Amor adora arte (e uma dancinha)


Ele e ela estão no museu.

Ele: É um lindo Jackson Pollock, não?

Ela: Sim, é.

Ele: O que esse quadro representa pra você?
Ela: Ele reafirma a negatividade do universo. O horroroso e solitário vazio da existência. O Nada. A difícil situação do Homem forçado a viver em uma eternidade estéril, sem Deus, como uma pequena chama tremulando num imenso vazio com nada além de dejetos, horror e degradação, formando uma inútil e fria camisa-de-força em um cosmos sombrio e absurdo.

Ele: O que você vai fazer no sábado à noite?

Ela: Cometer suicídio.

Ele: E na sexta?


Eu simplesmente adoro esse diálogo. Sempre que vejo, fico rindo que nem um idiota, como uma foca batendo palmas querendo receber mais sardinhas (tá, eu confesso que nunca vi uma foca batendo palmas, mas acho que você entende o que quero dizer, não?).

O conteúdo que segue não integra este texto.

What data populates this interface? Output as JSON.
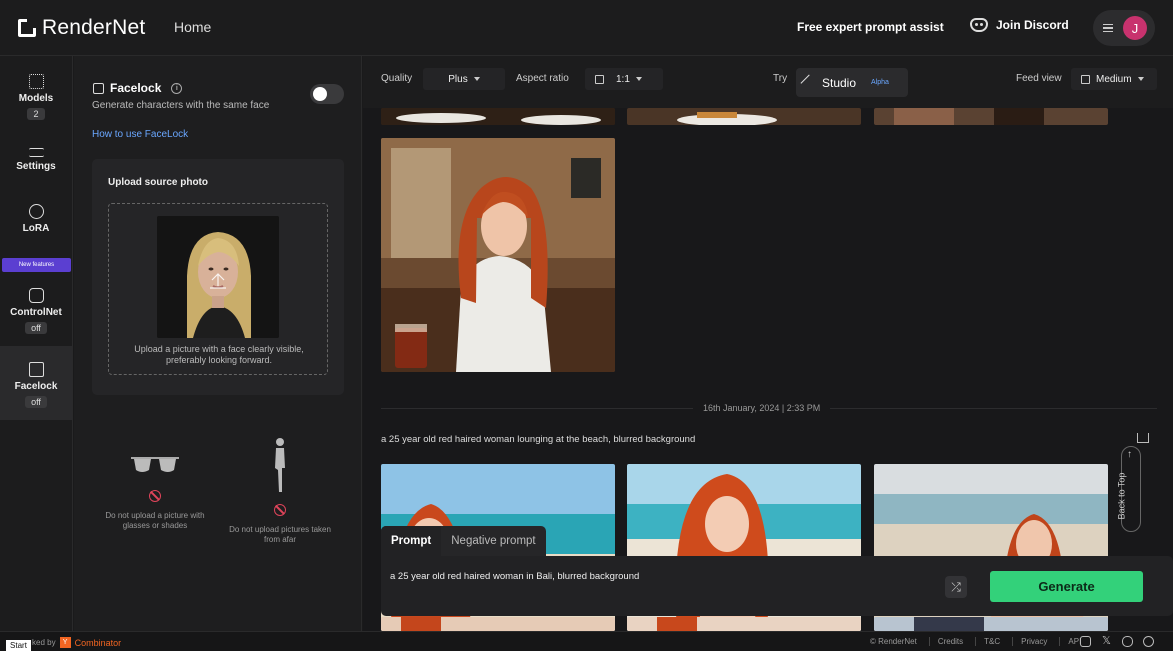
{
  "header": {
    "brand": "RenderNet",
    "home": "Home",
    "prompt_assist": "Free expert prompt assist",
    "discord": "Join Discord",
    "avatar_initial": "J"
  },
  "rail": {
    "items": [
      {
        "label": "Models",
        "badge": "2"
      },
      {
        "label": "Settings"
      },
      {
        "label": "LoRA"
      },
      {
        "label": "ControlNet",
        "badge": "off"
      },
      {
        "label": "Facelock",
        "badge": "off"
      }
    ],
    "new_features": "New features"
  },
  "facelock": {
    "title": "Facelock",
    "subtitle": "Generate characters with the same face",
    "how_to": "How to use FaceLock",
    "upload_title": "Upload source photo",
    "upload_hint": "Upload a picture with a face clearly visible, preferably looking forward.",
    "rule_glasses": "Do not upload a picture with glasses or shades",
    "rule_afar": "Do not upload pictures taken from afar"
  },
  "toolbar": {
    "quality_label": "Quality",
    "quality_value": "Plus",
    "aspect_label": "Aspect ratio",
    "aspect_value": "1:1",
    "try_label": "Try",
    "studio_label": "Studio",
    "alpha_label": "Alpha",
    "feed_view_label": "Feed view",
    "feed_view_value": "Medium"
  },
  "feed": {
    "date": "16th January, 2024 | 2:33 PM",
    "generation_prompt": "a 25 year old red haired woman lounging at the beach, blurred background",
    "back_to_top": "Back to Top"
  },
  "composer": {
    "tab_prompt": "Prompt",
    "tab_negative": "Negative prompt",
    "prompt_value": "a 25 year old red haired woman in Bali, blurred background",
    "generate": "Generate"
  },
  "footer": {
    "backed_by": "ked by",
    "yc": "Combinator",
    "start": "Start",
    "links": [
      "© RenderNet",
      "Credits",
      "T&C",
      "Privacy",
      "API"
    ]
  }
}
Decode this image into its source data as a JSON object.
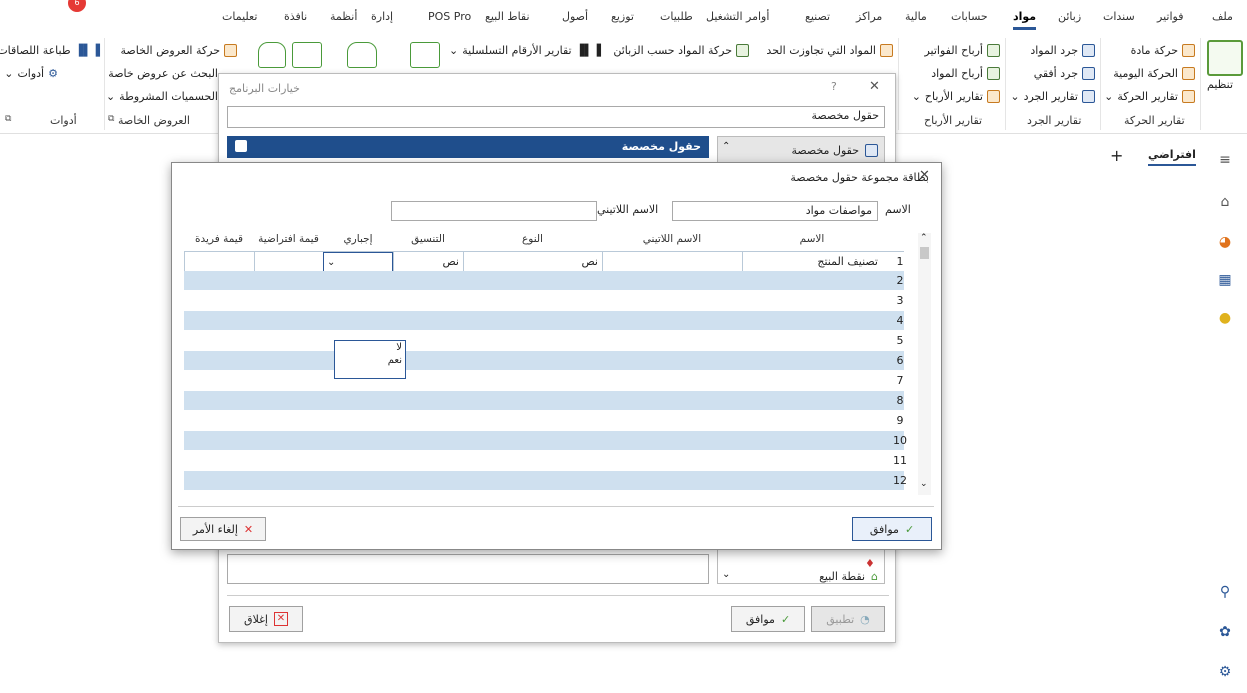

Essa é uma cena de “Sonhos de um Sedutor”, que no original se chama “Play It Again, Sam”, referência a “Casablanca”, claro. Não é dirigido pelo Woody Allen, mas é praticamente um filme dele. No filme, ele está desesperado atrás de mulheres, sofredor incorrigível (que pleonasmo!) e ninguém menos que Humphrey Bogart é seu consultor amoroso.

E lá vai nosso sofrido Woody Allen, encorajado por um casal de amigos, a paquerar em um museu. Ele vê a moça meio dark, existencialista fatal, e cola nela. E daí se segue esse diálogo inesquecível.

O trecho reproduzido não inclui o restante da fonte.